Paul Myers spotlights Our Nixon, a documentary composed of Super 8 footage shot by H.R. Haldeman, John Ehrlichman and Dwight Chapin, three top Nixon aides who were convicted in the cover-up:
Super 8 was the iPhone camera of the day, so it’s not difficult to see these reels as sort of extended Vines from inside what was arguably the most secretive presidency ever. They also raise questions of privacy and presidential transparency that are as relevant in our post-Wikileaks times as they were in the Daniel Ellsberg era depicted here. “These guys were the original over-sharers,” says [filmmaker] Penny Lane, “And of course, there’s an irony to that, because that’s ultimately why they all had to resign and go to prison. But over-sharing is a completely natural impulse when you’re part of this really cool thing [the White House], so they wanted to document it and show people what it was like.”
That kind of over-sharing is definitely over:
After Nixon, Congress and the private lawyers of subsequent administrations debated the nature of public and private ownership of such materials. That climate has created an air of self-consciousness affecting everything from White House emails to Barack Obama’s personal Blackberry, taken from him on his first day as president.

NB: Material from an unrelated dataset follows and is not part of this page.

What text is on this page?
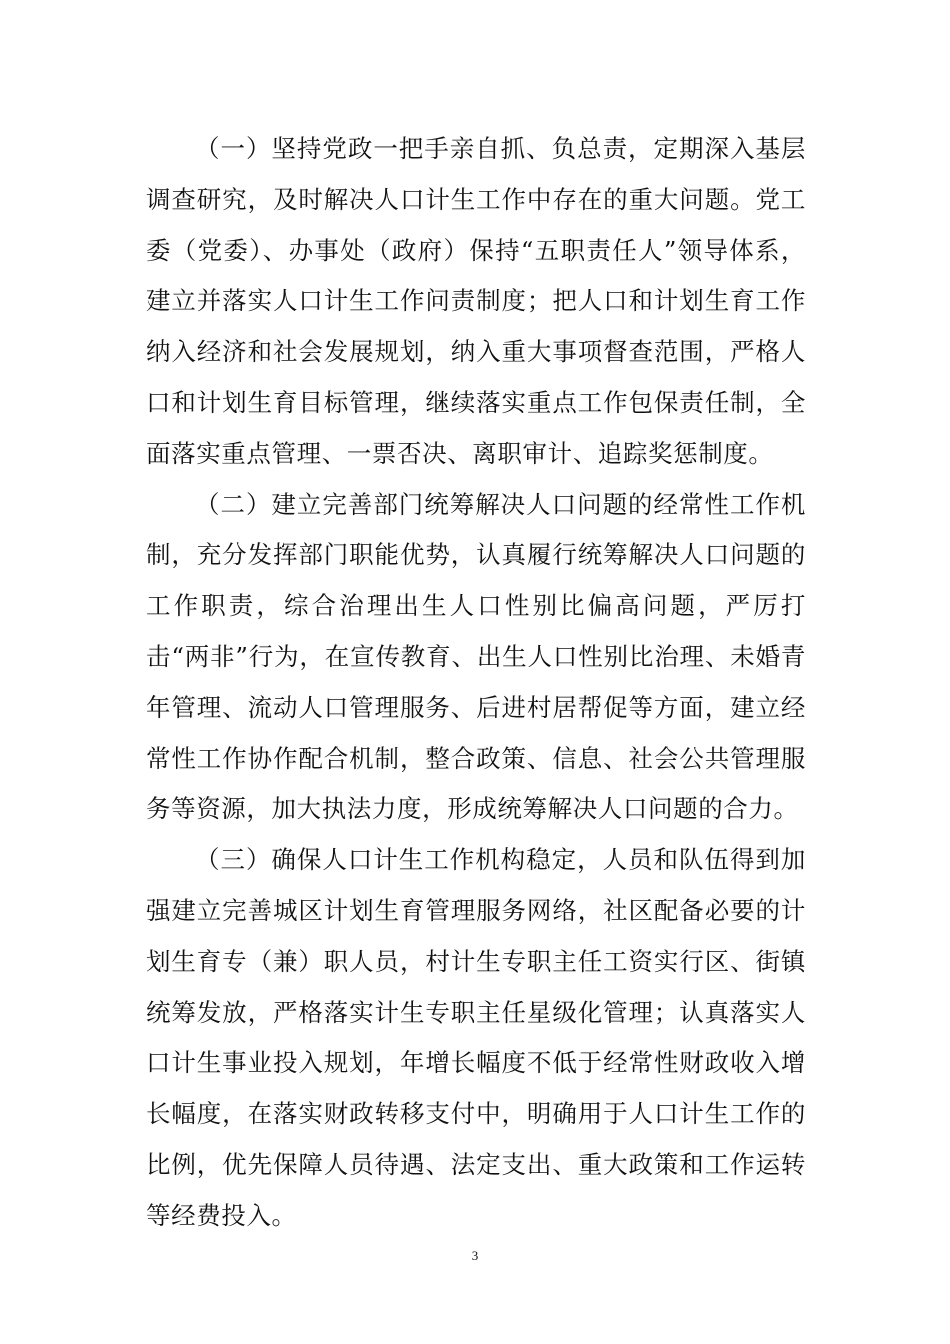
（一）坚持党政一把手亲自抓、负总责，定期深入基层调查研究，及时解决人口计生工作中存在的重大问题。党工委（党委）、办事处（政府）保持“五职责任人”领导体系，建立并落实人口计生工作问责制度；把人口和计划生育工作纳入经济和社会发展规划，纳入重大事项督查范围，严格人口和计划生育目标管理，继续落实重点工作包保责任制，全面落实重点管理、一票否决、离职审计、追踪奖惩制度。

（二）建立完善部门统筹解决人口问题的经常性工作机制，充分发挥部门职能优势，认真履行统筹解决人口问题的工作职责，综合治理出生人口性别比偏高问题，严厉打击“两非”行为，在宣传教育、出生人口性别比治理、未婚青年管理、流动人口管理服务、后进村居帮促等方面，建立经常性工作协作配合机制，整合政策、信息、社会公共管理服务等资源，加大执法力度，形成统筹解决人口问题的合力。

（三）确保人口计生工作机构稳定，人员和队伍得到加强建立完善城区计划生育管理服务网络，社区配备必要的计划生育专（兼）职人员，村计生专职主任工资实行区、街镇统筹发放，严格落实计生专职主任星级化管理；认真落实人口计生事业投入规划，年增长幅度不低于经常性财政收入增长幅度，在落实财政转移支付中，明确用于人口计生工作的比例，优先保障人员待遇、法定支出、重大政策和工作运转等经费投入。

3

“Prior to the Nixon Presidency,” says [co-filmmaker Brian L.] Frye, “the standard practice had been to assume that any papers or materials produced by the president or any member of the president’s staff in the White House were treated as the personal property of that president. That changed after Watergate. Now, as you can imagine, knowing that the materials will eventually go into the public record alters what they do and don’t record and or choose to preserve.”